Even so the stock market sell-off deals a further blow to AO, which has now suffered a 47 per cent drop in its share price this year after a series of setbacks.

AO, which is based in Bolton, was founded 22 years ago by John Roberts, its chief executive and a former kitchen salesman, who started the business as part of a £1 bet in a pub. It has since grown to become a leading online retailer of white goods and smaller appliances such as microwaves. It joined the London Stock Exchange in 2014.

Its life as a public company has not always been smooth. Its 285p-a-share flotation eight years ago put a £1.2 billion valuation on the business, which was considered frothy by some in the market given that its annual pre-tax profits in 2013 had amounted to only £8.7 million. Its shares initially rose but they soon fell back and for years languished below their initial public offering price.

The stock enjoyed a revival during the coronavirus pandemic, when the company was buoyed by a boom in online shopping. Its shares peaked at 429p but this upturn proved short-lived.

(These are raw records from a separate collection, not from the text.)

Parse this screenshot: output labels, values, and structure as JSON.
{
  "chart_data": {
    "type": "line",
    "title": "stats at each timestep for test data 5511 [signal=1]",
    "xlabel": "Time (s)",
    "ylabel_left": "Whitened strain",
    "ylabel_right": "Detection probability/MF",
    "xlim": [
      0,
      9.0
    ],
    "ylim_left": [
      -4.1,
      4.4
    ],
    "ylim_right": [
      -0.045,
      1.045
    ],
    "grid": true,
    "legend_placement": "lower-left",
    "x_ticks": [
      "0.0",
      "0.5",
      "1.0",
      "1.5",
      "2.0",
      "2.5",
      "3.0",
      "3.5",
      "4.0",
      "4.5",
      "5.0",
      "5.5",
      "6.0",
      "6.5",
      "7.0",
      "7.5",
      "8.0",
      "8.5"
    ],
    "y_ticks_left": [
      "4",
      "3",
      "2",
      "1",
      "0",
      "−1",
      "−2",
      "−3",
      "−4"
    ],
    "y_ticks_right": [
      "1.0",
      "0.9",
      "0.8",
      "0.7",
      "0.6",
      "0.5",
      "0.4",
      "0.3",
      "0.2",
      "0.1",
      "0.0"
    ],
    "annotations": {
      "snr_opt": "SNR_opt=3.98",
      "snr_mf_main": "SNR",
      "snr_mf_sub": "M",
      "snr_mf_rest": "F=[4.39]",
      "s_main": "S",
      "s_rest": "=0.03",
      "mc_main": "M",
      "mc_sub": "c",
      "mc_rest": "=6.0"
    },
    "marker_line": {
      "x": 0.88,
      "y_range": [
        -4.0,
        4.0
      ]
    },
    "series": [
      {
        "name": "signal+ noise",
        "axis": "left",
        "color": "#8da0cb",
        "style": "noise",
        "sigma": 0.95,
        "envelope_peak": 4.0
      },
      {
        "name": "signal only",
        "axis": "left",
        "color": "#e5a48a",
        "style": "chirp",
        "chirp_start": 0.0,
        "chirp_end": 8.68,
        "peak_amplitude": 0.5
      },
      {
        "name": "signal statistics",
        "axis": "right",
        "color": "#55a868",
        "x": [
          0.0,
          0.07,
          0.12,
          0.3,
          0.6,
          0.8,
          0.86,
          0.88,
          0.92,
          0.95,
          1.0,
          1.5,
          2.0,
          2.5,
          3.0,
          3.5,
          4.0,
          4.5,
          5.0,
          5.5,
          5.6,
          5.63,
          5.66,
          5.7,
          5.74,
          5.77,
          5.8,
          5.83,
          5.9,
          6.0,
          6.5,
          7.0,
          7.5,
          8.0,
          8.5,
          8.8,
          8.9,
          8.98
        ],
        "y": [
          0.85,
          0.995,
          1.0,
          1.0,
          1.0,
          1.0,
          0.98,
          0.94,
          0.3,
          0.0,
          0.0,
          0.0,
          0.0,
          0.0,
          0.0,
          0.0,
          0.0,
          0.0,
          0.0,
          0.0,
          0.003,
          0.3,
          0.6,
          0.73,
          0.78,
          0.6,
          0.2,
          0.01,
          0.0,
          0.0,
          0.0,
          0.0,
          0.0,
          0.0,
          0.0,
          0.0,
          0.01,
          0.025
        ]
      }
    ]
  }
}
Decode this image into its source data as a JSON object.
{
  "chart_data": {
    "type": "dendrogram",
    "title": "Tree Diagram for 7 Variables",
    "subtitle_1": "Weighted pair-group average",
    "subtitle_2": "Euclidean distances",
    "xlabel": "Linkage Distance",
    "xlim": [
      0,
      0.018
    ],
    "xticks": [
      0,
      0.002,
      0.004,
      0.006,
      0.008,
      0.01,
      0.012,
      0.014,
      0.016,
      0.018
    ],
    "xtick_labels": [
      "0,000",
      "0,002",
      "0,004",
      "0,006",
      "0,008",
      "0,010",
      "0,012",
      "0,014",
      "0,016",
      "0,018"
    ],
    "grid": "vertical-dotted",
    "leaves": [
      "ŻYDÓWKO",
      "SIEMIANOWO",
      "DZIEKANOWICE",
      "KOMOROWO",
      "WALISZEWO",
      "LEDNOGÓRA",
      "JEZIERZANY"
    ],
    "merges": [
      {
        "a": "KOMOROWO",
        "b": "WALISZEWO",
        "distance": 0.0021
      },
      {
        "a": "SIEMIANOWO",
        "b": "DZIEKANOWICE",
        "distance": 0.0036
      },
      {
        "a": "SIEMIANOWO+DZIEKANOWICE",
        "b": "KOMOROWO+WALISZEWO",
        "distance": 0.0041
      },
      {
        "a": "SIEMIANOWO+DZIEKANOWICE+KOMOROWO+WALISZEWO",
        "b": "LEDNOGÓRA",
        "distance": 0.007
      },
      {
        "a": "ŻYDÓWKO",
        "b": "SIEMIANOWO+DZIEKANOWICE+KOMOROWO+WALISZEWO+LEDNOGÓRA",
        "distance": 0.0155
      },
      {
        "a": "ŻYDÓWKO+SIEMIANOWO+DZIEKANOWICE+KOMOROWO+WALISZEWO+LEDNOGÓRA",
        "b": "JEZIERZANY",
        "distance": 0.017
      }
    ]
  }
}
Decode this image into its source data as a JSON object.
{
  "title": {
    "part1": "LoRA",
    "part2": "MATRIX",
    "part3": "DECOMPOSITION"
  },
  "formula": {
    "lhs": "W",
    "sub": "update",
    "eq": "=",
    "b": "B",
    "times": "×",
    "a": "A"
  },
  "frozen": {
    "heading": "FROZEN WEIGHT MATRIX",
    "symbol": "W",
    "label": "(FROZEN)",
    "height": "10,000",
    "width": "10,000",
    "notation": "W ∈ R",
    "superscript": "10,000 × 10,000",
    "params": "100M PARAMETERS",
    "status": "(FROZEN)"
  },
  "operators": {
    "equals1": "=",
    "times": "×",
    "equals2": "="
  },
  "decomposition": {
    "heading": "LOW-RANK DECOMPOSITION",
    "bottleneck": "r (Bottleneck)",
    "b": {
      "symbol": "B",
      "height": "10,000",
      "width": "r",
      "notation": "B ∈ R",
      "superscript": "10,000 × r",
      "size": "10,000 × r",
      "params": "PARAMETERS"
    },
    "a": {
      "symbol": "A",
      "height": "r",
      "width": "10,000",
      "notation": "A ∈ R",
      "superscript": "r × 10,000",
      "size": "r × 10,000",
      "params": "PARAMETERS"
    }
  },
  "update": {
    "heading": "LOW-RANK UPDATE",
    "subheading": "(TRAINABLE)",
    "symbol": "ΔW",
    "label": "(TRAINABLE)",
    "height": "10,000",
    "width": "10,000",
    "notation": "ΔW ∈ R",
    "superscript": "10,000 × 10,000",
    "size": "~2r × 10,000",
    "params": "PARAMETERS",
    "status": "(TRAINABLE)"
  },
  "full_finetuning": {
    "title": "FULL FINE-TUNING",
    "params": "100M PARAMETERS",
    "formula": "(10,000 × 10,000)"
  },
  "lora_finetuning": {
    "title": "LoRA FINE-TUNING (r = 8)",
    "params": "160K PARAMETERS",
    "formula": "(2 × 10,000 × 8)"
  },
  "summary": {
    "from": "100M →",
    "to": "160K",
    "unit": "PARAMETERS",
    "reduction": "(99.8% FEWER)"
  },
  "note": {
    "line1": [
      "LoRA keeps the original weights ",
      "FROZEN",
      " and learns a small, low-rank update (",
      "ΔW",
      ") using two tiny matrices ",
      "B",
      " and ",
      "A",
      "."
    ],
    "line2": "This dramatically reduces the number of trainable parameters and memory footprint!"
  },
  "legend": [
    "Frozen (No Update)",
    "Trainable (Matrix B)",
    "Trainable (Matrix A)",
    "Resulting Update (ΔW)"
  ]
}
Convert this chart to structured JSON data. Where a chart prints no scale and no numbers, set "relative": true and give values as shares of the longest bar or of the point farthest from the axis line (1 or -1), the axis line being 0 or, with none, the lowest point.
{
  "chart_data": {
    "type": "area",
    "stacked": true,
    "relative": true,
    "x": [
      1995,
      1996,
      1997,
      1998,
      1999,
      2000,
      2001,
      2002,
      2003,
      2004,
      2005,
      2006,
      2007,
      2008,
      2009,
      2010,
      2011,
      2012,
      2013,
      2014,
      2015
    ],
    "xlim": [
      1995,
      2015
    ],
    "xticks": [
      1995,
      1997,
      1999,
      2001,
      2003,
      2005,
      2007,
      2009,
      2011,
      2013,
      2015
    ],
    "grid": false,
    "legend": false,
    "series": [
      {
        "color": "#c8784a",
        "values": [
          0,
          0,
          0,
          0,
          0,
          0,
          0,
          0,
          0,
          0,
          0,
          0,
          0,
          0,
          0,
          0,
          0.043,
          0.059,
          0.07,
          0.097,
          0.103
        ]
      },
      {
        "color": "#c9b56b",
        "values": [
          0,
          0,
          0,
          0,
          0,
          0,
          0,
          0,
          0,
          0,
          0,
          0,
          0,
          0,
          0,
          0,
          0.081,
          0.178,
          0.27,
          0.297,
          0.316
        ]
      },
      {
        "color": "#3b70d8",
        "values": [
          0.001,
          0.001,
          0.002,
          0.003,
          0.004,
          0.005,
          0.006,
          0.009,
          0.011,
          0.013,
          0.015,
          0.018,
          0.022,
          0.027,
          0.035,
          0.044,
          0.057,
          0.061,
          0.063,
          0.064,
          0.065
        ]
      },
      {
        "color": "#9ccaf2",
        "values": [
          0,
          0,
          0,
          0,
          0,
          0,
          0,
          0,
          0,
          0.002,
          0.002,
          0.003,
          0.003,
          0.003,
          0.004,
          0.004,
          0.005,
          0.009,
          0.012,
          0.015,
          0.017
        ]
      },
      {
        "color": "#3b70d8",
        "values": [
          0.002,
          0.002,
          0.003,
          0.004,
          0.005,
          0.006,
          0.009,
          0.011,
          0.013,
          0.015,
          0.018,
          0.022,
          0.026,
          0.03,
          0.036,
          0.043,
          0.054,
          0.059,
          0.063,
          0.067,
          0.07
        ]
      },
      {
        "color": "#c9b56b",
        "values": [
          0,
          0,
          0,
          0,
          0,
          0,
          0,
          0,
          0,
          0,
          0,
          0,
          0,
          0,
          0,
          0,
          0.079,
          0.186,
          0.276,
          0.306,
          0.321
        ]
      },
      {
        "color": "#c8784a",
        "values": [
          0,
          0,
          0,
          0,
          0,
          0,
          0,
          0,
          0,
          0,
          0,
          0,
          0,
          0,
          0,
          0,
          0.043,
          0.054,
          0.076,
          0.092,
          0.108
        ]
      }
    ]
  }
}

Crunches in global supply chains and soaring inflation are hitting the business, which has sounded three profit warnings in the space of six months, the last of which was at the end of April. That was when AO also revealed that it was delaying the publication of its annual results for the year to the end of March. It has yet to set a date for the release of its figures.

In a further sign of the pressure on the company, AO announced on June 9 that it was closing its business in Germany, a market it entered shortly after its flotation but which it struggled to crack. The decline in share price has left it with a market valuation of less than £270 million.